Constructing an inversion ensemble
==================================

You can use the IMI to create a low-cost ensemble of sensitivity inversions with different 
inversion parameters. This is because the Jacobian matrix computed in the first inversion 
can easily be reused for additional  inversions. This can be useful for understanding the 
sensitivity of the inversion results to the choice of prior error, observation error, 
or other inversion parameters.

Automated ensemble generation
-----------------------------

The simplest way to generate an ensemble is to run the IMI a single time with
a configuration file that specifies vectors of the desired range of hyperparameters (e.g. ``PriorError: [0.5, 0.75]``). 
The IMI will then run multiple inversions with the various combinations of hyperparameter values. Each ensemble member is
saved to the ``inversion_results_ensemble.nc`` and ``gridded_posterior_ensemble.nc`` file. This method is useful for quickly generating an ensemble without
having to manually run the IMI multiple times with new run directories and configuration files. However, vectors can only be
applied for the following hyperparameters: ``PriorError``, ``ObsError``, ``Gamma``, ``PriorErrorBCs``, ``PriorErrorBufferElements``, 
``PriorErrorOH``.

In the ensemble result files (``inversion_results_ensemble.nc`` and ``gridded_posterior_ensemble.nc``), an additional coordinate is included that
allows selection of the inversion results for each ensemble member.

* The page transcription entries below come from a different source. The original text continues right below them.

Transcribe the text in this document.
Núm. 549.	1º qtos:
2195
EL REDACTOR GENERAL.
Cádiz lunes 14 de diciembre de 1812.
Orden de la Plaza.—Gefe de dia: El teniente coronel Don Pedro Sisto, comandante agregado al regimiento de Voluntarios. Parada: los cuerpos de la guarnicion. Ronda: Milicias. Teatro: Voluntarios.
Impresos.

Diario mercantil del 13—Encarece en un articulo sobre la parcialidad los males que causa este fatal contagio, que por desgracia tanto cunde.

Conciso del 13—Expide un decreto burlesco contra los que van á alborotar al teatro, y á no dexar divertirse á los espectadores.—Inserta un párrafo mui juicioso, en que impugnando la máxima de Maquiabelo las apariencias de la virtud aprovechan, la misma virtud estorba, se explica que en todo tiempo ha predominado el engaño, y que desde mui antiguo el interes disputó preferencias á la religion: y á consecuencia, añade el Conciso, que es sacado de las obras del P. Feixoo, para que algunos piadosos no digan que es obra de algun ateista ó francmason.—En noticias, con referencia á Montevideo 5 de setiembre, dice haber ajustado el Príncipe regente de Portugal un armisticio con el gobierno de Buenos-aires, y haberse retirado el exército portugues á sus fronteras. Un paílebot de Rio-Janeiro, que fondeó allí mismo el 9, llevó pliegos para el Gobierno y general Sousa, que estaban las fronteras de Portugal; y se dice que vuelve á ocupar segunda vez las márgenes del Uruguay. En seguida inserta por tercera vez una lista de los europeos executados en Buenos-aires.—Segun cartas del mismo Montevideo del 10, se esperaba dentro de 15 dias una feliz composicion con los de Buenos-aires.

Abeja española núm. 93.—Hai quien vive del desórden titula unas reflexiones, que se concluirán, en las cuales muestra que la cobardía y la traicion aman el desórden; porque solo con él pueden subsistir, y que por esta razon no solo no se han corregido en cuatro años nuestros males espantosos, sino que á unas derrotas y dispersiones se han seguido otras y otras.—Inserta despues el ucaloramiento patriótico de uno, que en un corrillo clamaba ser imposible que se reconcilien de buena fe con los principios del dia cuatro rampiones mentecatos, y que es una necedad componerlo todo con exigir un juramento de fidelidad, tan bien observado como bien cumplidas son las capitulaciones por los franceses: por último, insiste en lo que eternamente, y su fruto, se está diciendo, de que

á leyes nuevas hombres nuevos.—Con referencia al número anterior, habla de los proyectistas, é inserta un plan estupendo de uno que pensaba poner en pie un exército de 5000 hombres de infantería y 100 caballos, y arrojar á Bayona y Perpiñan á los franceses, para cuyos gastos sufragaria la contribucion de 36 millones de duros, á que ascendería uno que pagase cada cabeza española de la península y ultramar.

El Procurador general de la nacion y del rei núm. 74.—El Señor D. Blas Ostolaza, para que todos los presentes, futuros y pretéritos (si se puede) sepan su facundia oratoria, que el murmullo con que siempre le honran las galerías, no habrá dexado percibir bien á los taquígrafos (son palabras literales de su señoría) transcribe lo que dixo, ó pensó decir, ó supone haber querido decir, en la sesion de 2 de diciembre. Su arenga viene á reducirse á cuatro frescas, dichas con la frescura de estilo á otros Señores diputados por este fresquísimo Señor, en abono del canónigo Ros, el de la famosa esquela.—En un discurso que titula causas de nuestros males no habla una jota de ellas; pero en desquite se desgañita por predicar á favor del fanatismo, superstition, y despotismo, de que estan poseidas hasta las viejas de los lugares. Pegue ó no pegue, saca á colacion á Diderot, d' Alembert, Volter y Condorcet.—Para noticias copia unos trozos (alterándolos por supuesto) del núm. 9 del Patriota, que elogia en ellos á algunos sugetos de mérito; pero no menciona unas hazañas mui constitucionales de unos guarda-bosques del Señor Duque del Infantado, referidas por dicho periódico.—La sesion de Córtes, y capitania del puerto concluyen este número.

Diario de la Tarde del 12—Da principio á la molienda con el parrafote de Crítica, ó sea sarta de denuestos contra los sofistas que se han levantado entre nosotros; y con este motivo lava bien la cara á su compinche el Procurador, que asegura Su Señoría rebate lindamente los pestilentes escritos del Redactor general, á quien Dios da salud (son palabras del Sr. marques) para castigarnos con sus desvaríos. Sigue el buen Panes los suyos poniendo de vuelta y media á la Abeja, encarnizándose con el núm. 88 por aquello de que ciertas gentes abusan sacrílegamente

In python, this can be done as follows:

.. code-block:: console
    
    python
    import xarray as xr

    ds = xr.open_dataset('inversion_results_ensemble.nc')
    
    # select the inversion results for ensemble member 2
    ensemble_member_2 = ds.sel(ensemble=2)
    
    # print the hyperparameters used for ensemble member 2
    params = ["prior_err", "obs_err", "gamma", "prior_err_bc", "prior_err_oh"]
    for param in params:
        print(f"{param}: {ensemble_member_2[param]}")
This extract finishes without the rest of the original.